We can then analyse the results using the same analysis code, except we
switch to analysing the energy_gas_{lambda}.s3
files instead.
>>> df = sr.morph.to_alchemlyb("energy_gas*.s3")
>>> print(df)
0.00 0.05 0.10 0.15 0.20 0.25 0.30 0.35 0.40 ... 0.60 0.65 0.70 0.75 0.80 0.85 0.90 0.95 1.00
time fep-lambda ...
2.1 0.0 6.966376 7.115377 NaN NaN NaN NaN NaN NaN NaN ... NaN NaN NaN NaN NaN NaN NaN NaN NaN
2.2 0.0 6.614100 6.434525 NaN NaN NaN NaN NaN NaN NaN ... NaN NaN NaN NaN NaN NaN NaN NaN NaN
2.3 0.0 6.782235 6.831925 NaN NaN NaN NaN NaN NaN NaN ... NaN NaN NaN NaN NaN NaN NaN NaN NaN
2.4 0.0 4.196341 4.227257 NaN NaN NaN NaN NaN NaN NaN ... NaN NaN NaN NaN NaN NaN NaN NaN NaN
2.5 0.0 4.141862 4.205784 NaN NaN NaN NaN NaN NaN NaN ... NaN NaN NaN NaN NaN NaN NaN NaN NaN
... ... ... ... ... ... ... ... ... ... ... ... ... ... ... ... ... ... ... ...

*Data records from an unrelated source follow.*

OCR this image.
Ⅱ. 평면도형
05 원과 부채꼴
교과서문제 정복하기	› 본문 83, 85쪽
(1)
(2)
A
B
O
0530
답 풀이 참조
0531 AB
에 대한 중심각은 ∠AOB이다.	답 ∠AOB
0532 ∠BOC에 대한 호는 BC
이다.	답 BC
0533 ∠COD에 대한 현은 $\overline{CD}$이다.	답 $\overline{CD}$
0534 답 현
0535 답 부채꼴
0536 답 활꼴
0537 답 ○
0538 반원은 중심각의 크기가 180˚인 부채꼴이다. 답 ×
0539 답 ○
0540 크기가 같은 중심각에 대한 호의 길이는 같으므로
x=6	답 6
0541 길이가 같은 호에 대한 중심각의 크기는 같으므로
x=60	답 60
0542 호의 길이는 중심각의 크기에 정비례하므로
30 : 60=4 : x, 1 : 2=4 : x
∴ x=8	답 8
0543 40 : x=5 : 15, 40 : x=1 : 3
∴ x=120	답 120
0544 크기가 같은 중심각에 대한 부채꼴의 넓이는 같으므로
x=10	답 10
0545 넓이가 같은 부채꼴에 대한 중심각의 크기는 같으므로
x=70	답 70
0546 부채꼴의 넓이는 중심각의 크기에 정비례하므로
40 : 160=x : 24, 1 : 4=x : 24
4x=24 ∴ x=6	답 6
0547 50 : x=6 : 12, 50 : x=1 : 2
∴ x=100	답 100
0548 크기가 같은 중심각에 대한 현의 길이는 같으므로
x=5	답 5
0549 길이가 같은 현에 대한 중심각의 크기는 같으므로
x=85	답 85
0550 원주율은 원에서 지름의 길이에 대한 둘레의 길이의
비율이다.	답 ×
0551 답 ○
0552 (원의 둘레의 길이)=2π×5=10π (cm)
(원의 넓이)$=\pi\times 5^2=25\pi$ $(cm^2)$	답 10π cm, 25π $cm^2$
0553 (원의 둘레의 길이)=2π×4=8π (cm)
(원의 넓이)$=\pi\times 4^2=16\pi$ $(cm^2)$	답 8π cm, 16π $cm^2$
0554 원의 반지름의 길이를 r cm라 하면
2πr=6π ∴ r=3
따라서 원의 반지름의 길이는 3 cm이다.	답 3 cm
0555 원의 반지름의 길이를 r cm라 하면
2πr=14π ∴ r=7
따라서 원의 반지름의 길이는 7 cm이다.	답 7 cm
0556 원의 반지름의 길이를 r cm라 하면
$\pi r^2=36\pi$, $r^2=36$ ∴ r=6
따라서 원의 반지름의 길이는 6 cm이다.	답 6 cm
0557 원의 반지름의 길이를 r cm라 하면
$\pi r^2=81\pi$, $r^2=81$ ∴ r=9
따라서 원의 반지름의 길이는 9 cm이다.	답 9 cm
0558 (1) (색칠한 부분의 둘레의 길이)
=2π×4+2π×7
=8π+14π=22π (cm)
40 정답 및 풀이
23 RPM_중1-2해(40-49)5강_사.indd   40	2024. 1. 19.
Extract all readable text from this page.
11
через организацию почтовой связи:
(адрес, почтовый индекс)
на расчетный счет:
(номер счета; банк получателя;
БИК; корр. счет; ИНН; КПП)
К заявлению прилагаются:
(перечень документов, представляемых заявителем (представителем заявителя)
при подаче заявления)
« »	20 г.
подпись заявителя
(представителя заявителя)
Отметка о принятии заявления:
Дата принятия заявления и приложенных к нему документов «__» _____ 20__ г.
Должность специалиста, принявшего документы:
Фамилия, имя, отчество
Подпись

26.6 1.0 NaN NaN NaN NaN NaN NaN NaN NaN NaN ... NaN NaN NaN NaN NaN NaN NaN 8.246601 8.707174
26.7 1.0 NaN NaN NaN NaN NaN NaN NaN NaN NaN ... NaN NaN NaN NaN NaN NaN NaN 7.169596 7.100342
26.8 1.0 NaN NaN NaN NaN NaN NaN NaN NaN NaN ... NaN NaN NaN NaN NaN NaN NaN 6.422485 6.466972
26.9 1.0 NaN NaN NaN NaN NaN NaN NaN NaN NaN ... NaN NaN NaN NaN NaN NaN NaN 5.892950 6.129184
27.0 1.0 NaN NaN NaN NaN NaN NaN NaN NaN NaN ... NaN NaN NaN NaN NaN NaN NaN 7.487893 7.618827
>>> from alchemlyb.estimators import BAR
>>> b = BAR()
>>> b.fit(df)
>>> print(b.delta_f_.loc[0.00, 1.00])
3.186998316374265
This shows that the relative free energy for the perturbation of ethane to methanol in the gas phase is about 3.2 kcal mol-1. Subtracting this from the free energy in water gives a relative hydration free energy of about -6.2 kcal mol-1, which is in reasonable agreement with published results from other codes which are in the range of -5.99 kcal mol-1 to -6.26 kcal mol-1.
Note
The quoted published results are the difference in computed absolute hydration free energies calculated using difference codes and protocols for ethane and methanol, as reported in table 2 of the linked paper.
Note
There will be some variation between different codes and different protocols, as the convergence of the free energy estimate is sensitive to the length of the dynamics simulation at each λ-value. In this case, we used very short simulations.